Brown v. Board of Education of Topeka (1954, 1955)
Linda Brown was a third grader in Topeka , Kansas who had to walk a mile through railway yards to get to her segregated elementary school although a white school was only seven blocks away.  The NAACP took her case to test the "separate but equal" doctrine dating from the 1896 Supreme Court decision in Plessy v. Ferguson.  By the time the case reached the Supreme Court, it had been combined with other cases challenging school desegregation in South Carolina , Virginia and Delaware .  In one of the most significant rulings of the 20th century, the US Supreme Court in 1954 unanimously outlawed as unconstitutional the mandatory racial segregation of public schools that existed in 21 states on the grounds that segregated facilities are "inherently equal."  In 1955, the Supreme Court ruled that schools should comply with the ruling "with all deliberate speed" – which could be (and was) interpreted to mean there was no rush. 

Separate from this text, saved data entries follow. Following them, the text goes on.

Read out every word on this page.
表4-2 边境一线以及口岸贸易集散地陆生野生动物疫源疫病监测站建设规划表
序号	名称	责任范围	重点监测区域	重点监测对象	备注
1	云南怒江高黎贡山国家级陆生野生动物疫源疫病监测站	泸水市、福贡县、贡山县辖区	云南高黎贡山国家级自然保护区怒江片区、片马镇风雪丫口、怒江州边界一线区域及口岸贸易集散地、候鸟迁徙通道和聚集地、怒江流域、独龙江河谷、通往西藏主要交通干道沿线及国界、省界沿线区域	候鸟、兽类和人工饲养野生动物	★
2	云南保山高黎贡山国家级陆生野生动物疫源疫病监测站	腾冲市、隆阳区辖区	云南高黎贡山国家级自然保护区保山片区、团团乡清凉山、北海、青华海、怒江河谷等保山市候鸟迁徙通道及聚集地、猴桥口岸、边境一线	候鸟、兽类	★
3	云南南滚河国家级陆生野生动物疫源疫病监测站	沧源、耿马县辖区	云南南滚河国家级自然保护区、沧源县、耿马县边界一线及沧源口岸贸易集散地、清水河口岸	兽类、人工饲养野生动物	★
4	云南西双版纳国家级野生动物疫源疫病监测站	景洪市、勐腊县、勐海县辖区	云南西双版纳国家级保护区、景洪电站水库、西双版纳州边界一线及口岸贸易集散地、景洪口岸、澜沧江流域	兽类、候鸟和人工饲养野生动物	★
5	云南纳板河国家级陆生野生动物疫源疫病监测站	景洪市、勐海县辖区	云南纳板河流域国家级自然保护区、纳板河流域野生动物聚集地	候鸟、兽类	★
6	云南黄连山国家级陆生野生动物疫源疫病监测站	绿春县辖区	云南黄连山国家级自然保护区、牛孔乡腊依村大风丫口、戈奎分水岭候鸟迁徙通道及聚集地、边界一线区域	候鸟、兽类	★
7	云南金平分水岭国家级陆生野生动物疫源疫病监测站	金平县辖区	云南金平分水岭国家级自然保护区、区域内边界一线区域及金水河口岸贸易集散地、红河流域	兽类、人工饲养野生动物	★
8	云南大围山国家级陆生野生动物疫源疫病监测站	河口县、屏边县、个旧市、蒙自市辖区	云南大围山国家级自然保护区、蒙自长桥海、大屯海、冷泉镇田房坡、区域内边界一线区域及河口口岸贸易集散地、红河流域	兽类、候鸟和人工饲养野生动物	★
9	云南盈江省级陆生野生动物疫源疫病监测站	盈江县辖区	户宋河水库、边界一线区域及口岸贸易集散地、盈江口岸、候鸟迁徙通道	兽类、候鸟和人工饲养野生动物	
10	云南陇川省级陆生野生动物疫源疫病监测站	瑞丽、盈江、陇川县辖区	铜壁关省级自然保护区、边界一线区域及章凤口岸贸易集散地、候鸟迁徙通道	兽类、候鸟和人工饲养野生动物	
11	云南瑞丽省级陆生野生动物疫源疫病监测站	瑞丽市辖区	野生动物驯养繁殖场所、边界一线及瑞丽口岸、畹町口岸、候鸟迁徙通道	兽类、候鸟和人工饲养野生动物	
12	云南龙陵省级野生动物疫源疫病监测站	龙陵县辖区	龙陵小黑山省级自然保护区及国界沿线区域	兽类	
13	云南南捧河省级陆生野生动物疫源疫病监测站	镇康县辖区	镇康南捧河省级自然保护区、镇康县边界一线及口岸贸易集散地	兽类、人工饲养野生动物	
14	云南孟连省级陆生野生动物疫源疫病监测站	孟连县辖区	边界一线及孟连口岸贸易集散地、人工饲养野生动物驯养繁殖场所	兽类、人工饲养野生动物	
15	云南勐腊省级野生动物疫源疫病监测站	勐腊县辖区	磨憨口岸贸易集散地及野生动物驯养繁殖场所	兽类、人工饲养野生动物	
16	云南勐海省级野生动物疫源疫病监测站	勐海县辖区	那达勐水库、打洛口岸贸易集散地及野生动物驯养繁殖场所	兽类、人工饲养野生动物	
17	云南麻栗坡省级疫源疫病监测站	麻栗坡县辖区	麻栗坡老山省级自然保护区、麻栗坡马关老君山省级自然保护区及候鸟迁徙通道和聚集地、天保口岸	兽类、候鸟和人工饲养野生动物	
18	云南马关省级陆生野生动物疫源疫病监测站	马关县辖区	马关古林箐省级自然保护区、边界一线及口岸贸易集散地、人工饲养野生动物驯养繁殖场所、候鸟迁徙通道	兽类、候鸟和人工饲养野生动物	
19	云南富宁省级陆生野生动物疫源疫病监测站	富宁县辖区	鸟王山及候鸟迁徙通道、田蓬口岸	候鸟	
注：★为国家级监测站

Read the decision: http://www.oyez.org/cases/1950-1959/1952/1952_1/

Browder v. Gayle (1956)
A year before Rosa Parks refused to give up her seat on a bus in Montgomery , Alabama , 15-year old Claudette Colvin, Aurelia Browder, Susie McDonald and Mary Louise Smith had taken a similar action to challenge Montgomery 's segregated buses.  In February 1956, with the Montgomery bus boycott well underway, these four women brought suit in US district court arguing that the segregated buses deprived them of their Fourteenth Amendment rights to equal protection of the laws.  Drawing upon the 1954 Supreme Court decision in Brown v. Board of Education, the district court judges agreed with their claims.  In December 1956, the US Supreme Court upheld the lower court ruling in Browder v. Gayle, bringing victory to the organizers of the year-long Montgomery bus boycott. 

Read more about the case: http://www.stanford.edu/group/King/about_king/encyclopedia/browdervgayle.htm

Green v. County Board of New Kent County (1969)
In a case from Virginia , the Supreme Court ordered the states to dismantle segregated schools "root and branch," saying the "time for mere deliberate speed has run out.  Schools had to desegregate their staff, facilities, extracurricular activities and transport systems. 

To read the decision: http://www.oyez.org/cases/1960-1969/1967/1967_695/

Alexander v. Holmes County Board of Education (1969)
Again, the Supreme Court said that 15 years after the Brown decision, the time for "all deliberate speed" had come to an end, and Mississippi schools had to be immediately desegregated.

To read the decision: http://supreme.justia.com/us/396/1218/case.html

Swann v. Charlotte Mecklenburg Board of Education (1971)
In this case involving a single school district which combined the city of Charlotte , North Carolina and largely white suburbs, the Supreme Court ruled that busing and the creation of magnet schools were appropriate tools to desegregate education. 

Listen to the oral argument: http://www.oyez.org/oyez/resource/case/374/

Milliken v. Bradley (1974)
The Supreme Court by 5-4 decided that students cannot be bused across school district lines from the largely Black schools of the City of Detroit to the largely white schools of the surrounding suburbs.  If more than one school district is involved, there cannot be a metropolitan-wide desegregation plan.  The court said that before school district boundaries could be crossed in this way, "it must be shown that racially discriminatory acts of state or local school districts, or the single school district have been a substantial cause of inter-district segregation."  The cause cannot be the fact of residential segregation. 

Listen to the oral argument: http://www.oyez.org/oyez/resource/case/248/

Regents of the University of California v. Bakke (1978)
Allan Bakke was a white student in his 30s with a medical aptitude score below that required for regular admission.  When he did not get into the University of California's medical school at Davis , he went to court.   He argued that the school had wrongly reserved 16 out of 100 places for African Americans, Mexican-Americans and other minorities and that less rigorous standards were required for these students.  A divided Supreme Court ruled that the set aside provisions ("quotas") were unconstitutional, and that Bakke should be admitted.  It said race could be a factor in admissions, but could not be the deciding factor.  

Listen to the oral argument: http://www.oyez.org/oyez/resource/case/324/

Morse v. Frederick (2007)
The Court upheld the right of a school principal in Juneau, Alaska, to punish Joseph Frederick, a student who held up the banner "Bong Hits 4 Jesus" before television cameras during the January 2002 Olympic Torch Relay.  Chief Justice Roberts' opinion stated: "We hold that schools may take steps to safeguard those entrusted to their care from speech that can reasonably be regarded as encouraging illegal drug use."  In his strongly worded dissent, Justice Stevens declared "that the school's interest in protecting its students from exposure to speech 'reasonably regarded as promoting illegal drug use' cannot justify disciplining Frederick for his attempt to make an ambiguous statement to a television audience simply because it contained an oblique reference to drugs.  The First Amendment demands more, indeed, much more."